Thursday, February 02, 2017

Rift In Women's Studies Over "Transgender" Issues

So here's the kind of gibberish that rules not only in the pseudo-discipline of women's studies, but in large swaths of the humanities and more qualitative social sciences:
   The call for panelists was for a session for this year’s conference of the National Women’s Studies Association. The session is to be called “Pregnancy Without Women: Representations of Reproduction in Art, Literature, Film and Culture.”
   Organizers explained: “Almost 20 years ago, Jack Halberstam challenged scholars to consider ‘masculinity without men.’ At the time, this endeavor might have seemed perverse, but it ultimately challenged feminists to rethink the discourses they relied on to frame sexuality and sexual identities. In similarly counterintuitive fashion, this panel seeks papers that theorize pregnancy without women from feminist and/or queer perspectives …. We’re interested in how economics, race and ability complicate both ‘pro-choice’ rhetoric that relies on fairly narrow constructions of a self-reliant woman and also conceives of pregnancy (and abortion) as an issue that impacts more than just women. To paraphrase Halberstam, considering pregnancy without women ‘affords us a glimpse of how [pregnancy] is constructed as [pregnancy].’ Since pregnancy without women is not yet a biological possibility, we are particularly interested in papers that consider imaginative constructions of pregnancy through art, literature, film and so forth.”
   Suggested topics included artificial reproductive technologies, pregnancy “as/not disability,” pregnancy in science “and speculative fiction,” the economics of pregnancy and abortion.
   Some of those who responded on WMST-L then objected to the idea of discussing pregnancy without women, and some of those arguments suggested that being a woman should reflect biology alone. Transgender people and those who study them have a wide range of views on gender identity but generally reject the idea of a biologically driven gender binary. And they view those scholars who state such a binary as the only way to look at gender as hostile to the rights of transgender people.
One comment in particular angered trans scholars.
   “We don't need supposedly progressive folks downplaying the importance of women's reproductive functions at this time. Let us stop this game now. Only women get pregnant and it serves women not at all to pretend this is not true!”
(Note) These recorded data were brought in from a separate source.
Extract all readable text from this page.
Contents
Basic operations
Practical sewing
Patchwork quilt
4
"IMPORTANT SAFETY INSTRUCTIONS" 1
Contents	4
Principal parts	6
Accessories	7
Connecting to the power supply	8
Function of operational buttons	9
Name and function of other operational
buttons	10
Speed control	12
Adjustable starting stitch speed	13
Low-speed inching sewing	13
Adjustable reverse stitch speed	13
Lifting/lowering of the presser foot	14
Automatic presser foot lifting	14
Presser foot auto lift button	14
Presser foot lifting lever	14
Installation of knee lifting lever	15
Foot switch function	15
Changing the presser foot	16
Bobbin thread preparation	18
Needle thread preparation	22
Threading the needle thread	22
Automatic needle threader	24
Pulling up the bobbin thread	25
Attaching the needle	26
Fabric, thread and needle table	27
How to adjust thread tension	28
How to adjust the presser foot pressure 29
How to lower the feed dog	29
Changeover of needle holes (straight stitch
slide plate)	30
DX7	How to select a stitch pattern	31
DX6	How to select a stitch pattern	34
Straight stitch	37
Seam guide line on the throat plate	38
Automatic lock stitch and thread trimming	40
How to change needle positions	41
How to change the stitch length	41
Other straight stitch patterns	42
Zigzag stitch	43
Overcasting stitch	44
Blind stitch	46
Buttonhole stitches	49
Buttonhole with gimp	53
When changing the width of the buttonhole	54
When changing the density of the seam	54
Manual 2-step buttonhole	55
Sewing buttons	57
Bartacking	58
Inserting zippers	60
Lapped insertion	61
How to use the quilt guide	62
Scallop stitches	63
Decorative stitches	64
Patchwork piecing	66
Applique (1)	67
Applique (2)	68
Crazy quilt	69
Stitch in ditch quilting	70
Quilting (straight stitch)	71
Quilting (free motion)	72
   The comment was from Sheila Jeffreys, a professor at the University of Melbourne, in Australia, whose work criticizing the transgender movement has been controversial in other settings as well.
   That post and other prompted Cael Keegan, assistant professor of women’s, gender and sexuality studies at Grand Valley State University, to this weekend issue a call for a boycott.
   “The continual rehashing of the validity, dignity and academic worthiness of trans identities, bodies and studies on this Listserv is unacceptable,” Keegan wrote. “The lack of moderator intervention to stymie these kinds of oppressive, exclusionary assertions is also unacceptable. The harm it does to trans users of this Listserv, and the terrible example it sets in this new era when trans people are becoming even more vulnerable (already, our health care under the ACA has been nationally suspended by a single federal judge), is inexcusable. The persistent stated beliefs that speaking about trans bodies or trans oppression is a ‘distraction’ and that acknowledging non-transgender (cis) privilege exists and needs to be interrogated is ‘insulting’ are retrograde and anti-feminist. In the new era, I cannot participate in these same tired discussions that position me and others like me as constantly in need of explanation, justification or silencing. I no longer have the patience to deal with this this kind of ‘feminism’ or this debate over my own worthiness or materiality as a human being.”
And:
“The feminist ideas I voice are seen as threatening to the existence, not of persons who trans as they may continue to trans as cross-dressing predated the present trans phenomenon [sic], but to the ideological base of transgenderism as a practice in the present”
The humanities are not inherently bullshit. They've made themselves bullshit with this sort of nonsense.